Abram Stream is located in a relatively deep valley, which has a rich flora, and many conservation species thrive here, both on land and in water. For example, the rare and sensitive freshwater pearl mussel lives in the stream. Freshwater pearl mussels serve an important function as they filter the water, improving water quality for other animals.

"In order to prevent harm to the mussels that were already in the stream, we relocated thousands of individuals to a safe place upstream in the watercourse before starting our work. These individuals will be moved back when all the work is completed," Henrik explains.

Successful efforts

Restoring waterways takes time. Rewilding Sweden managed to restore approximately 22 meters per day in 2023. Out of the five kilometers that need to be addressed, half of them was completed it this year, with the remaining work to be done in the next season.
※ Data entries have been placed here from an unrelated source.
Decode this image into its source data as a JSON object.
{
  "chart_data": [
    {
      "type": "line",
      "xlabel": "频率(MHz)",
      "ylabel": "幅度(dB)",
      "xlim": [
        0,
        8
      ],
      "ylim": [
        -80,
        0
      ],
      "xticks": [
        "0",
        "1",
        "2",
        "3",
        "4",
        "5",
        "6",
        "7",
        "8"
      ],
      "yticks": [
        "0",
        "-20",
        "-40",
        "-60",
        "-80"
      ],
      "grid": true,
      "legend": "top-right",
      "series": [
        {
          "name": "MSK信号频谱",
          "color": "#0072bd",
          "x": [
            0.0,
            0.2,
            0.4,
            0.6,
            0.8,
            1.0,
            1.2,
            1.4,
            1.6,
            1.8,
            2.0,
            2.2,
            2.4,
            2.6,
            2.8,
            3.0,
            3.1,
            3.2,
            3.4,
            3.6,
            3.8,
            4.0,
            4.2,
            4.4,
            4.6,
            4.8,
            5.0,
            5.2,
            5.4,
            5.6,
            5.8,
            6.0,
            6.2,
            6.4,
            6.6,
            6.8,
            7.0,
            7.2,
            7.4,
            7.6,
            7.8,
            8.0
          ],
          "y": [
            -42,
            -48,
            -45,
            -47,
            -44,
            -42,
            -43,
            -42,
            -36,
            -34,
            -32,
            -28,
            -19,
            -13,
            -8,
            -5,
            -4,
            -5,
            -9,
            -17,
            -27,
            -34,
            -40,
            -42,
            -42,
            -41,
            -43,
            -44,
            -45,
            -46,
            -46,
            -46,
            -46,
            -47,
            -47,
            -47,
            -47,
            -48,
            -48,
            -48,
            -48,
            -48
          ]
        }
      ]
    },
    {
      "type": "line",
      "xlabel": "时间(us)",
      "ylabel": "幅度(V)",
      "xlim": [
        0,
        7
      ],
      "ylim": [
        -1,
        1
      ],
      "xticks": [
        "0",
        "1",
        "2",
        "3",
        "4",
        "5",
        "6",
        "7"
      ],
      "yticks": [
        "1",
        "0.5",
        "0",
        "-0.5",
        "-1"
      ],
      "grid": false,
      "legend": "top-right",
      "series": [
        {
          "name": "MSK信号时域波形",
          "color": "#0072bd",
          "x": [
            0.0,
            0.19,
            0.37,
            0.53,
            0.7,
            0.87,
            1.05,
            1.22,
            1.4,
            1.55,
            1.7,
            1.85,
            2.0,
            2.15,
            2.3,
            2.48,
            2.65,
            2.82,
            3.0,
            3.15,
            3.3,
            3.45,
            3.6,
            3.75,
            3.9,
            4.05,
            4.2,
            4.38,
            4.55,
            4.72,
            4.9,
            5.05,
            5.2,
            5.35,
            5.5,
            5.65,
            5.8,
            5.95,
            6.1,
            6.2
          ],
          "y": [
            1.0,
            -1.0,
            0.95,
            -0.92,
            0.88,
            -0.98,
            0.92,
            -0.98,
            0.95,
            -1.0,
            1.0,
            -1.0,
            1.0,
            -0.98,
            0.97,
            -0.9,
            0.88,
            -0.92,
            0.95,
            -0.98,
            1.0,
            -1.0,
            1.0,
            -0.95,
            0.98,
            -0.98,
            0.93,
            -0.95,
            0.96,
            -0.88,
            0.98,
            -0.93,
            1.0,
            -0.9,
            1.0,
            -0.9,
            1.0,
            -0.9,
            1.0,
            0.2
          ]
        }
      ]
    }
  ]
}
“It's tough work, but it's very rewarding to see the river and its adjacent riparian forest environments come back to life," says Henrik. "We succeeded well with our efforts this year! An underwater photographer who documents much of our work was able to see how, after just a few days, there were young trout swimming in almost every deep pool that we had dug. This is really exciting because these were sections that were previously considered almost sterile from a fish perspective. The previously high water velocity made it impossible for fish resting places and accumulation of food. The insect larvae that previously lived in the river consisted almost exclusively of midge larvae. Nowadays, there are considerably more habitats that contribute to greater biodiversity.”

Restoring watercourses like Abramsån also benefits the surrounding environment. When water moves slower through the landscape, it provides ecological advantages for various processes, vegetation, birds, insects, and fish.
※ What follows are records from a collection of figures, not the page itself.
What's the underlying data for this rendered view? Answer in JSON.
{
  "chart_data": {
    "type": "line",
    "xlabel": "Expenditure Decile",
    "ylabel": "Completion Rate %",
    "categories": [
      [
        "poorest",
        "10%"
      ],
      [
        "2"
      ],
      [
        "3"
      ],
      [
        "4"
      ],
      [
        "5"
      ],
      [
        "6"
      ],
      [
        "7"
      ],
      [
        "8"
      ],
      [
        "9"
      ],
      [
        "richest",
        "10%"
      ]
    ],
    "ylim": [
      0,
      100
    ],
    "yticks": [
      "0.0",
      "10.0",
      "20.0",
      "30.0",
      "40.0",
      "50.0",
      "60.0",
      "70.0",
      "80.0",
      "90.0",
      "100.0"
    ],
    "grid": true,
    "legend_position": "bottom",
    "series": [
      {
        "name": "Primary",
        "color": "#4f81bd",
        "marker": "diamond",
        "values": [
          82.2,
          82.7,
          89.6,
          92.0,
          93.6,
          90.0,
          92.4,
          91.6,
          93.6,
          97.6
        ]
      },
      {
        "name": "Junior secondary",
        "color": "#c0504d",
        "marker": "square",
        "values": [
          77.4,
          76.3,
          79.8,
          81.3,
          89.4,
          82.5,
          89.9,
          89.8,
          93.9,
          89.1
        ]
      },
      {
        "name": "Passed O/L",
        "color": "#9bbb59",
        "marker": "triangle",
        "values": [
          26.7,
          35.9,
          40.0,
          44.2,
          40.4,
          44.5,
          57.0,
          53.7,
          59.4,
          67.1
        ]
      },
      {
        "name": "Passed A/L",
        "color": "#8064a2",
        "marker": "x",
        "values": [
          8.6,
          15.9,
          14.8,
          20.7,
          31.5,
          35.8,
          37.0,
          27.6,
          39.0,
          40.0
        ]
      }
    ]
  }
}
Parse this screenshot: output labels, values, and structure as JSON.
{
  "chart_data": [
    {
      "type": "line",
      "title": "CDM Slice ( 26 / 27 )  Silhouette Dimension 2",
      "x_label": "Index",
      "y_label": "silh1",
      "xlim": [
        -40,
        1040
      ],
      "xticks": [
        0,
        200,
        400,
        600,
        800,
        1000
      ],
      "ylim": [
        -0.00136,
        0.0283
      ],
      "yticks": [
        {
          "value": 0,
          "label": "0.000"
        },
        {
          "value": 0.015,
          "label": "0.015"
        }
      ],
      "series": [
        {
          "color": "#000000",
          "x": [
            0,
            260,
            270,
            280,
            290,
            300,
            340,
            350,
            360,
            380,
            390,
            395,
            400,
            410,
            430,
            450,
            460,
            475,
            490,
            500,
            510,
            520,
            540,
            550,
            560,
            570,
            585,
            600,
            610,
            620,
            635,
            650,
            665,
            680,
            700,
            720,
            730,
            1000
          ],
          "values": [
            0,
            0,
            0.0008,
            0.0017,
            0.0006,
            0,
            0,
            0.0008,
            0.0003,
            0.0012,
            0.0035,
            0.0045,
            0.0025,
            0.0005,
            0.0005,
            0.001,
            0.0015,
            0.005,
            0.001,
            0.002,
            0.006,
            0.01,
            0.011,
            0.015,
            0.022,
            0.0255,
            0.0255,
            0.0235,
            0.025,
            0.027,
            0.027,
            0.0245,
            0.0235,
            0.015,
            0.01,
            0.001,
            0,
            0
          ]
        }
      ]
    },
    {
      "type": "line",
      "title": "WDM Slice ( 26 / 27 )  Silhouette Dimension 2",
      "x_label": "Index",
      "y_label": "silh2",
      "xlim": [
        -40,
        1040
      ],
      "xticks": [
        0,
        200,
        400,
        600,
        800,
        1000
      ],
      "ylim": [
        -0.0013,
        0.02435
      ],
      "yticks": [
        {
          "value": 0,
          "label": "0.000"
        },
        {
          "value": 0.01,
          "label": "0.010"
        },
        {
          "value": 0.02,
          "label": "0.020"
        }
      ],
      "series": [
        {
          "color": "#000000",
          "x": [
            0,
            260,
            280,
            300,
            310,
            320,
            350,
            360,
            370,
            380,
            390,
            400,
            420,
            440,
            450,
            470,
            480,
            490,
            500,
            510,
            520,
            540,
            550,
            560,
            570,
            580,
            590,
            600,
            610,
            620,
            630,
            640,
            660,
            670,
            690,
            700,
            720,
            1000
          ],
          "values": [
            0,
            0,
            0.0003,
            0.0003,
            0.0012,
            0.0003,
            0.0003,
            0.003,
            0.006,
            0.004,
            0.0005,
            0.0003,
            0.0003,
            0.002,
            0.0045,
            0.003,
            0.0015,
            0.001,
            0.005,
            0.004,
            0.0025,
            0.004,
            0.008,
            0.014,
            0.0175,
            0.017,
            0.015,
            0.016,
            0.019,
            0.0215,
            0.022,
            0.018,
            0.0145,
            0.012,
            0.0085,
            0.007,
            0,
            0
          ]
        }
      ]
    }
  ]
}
Rewilding largely focuses on enabling nature to stand on its own, and without a functioning hydrology, which refers to the movement of water through the landscape, this becomes difficult. Hydrology is the foundation of biology, including the composition and distribution of vegetation as well as the habitats of animals. Therefore, our guiding principle is to create "wild water landscapes," Henrik concludes.

Divers near a freshwater pearl mussel. Photo by Arthur de Bruin.


About Rewilding Sweden

Rewilding Sweden is a Swedish partner of Rewilding Europe. They work to give more space to wild plant and animal life across Europe. The Swedish vision is "A wilder Sweden with more room for the lives of animals and nature, benefiting society and nature."